Non-ideal gases refer to deformable substances in which the speed of sound can decrease following an isentropic compression. This may occur near a phase transition such as the liquid–vapour critical point due to long-range molecular interactions. Isentropes can then become locally concave in the pressure/specific-volume phase diagram (e.g. Bethe–Zel’dovich–Thompson (BZT) gases). Following the pioneering work of Bethe (Tech. Rep. 545, Office of Scientific Research and Development, 1942) on shocks in non-ideal gases, this paper explores the refraction properties of stable compression shocks in non-reacting but arbitrary substances featuring a positive isobaric volume expansivity.
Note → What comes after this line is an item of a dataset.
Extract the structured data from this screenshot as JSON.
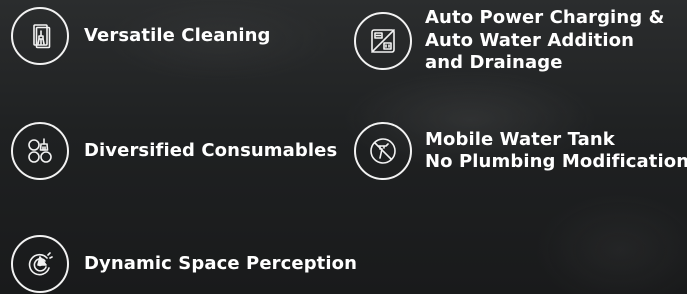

A small-perturbation analysis is carried out to obtain analytical expressions for the thermo-acoustic properties of the refracted field normal to the shock front. Three new regimes are discovered: (i) an extensive but selective (in upstream Mach numbers) amplification of the entropy mode (hundreds of times larger than those of a corresponding ideal gas); (ii) discontinuous (in upstream Mach numbers) refraction properties following the appearance of non-admissible portions of the shock adiabats; (iii) the emergence of a phase shift for the generated acoustic modes and therefore the existence of conditions for which the perturbed shock does not produce any acoustic field (i.e. ‘quiet’ shocks, to contrast with the spontaneous D’yakov–Kontorovich acoustic emission expected in 2D or 3D). In the context of multidimensional flows, and compressible turbulence in particular, these results demonstrate a variety of pathways by which a supplied amount of energy (in the form of an entropy, vortical or acoustic mode) can be redistributed in the form of other entropy, acoustic and vortical modes in a manner that is simply not achievable in ideal gases. These findings are relevant for turbines and compressors operating close to the liquid–vapour critical point (e.g. organic Rankine cycle expanders, supercritical $\text{CO}_{2}$ compressors), astrophysical flows modelled as continuum media with exotic equations of state (e.g. the early Universe) or Bose–Einstein condensates with small but finite temperature effects.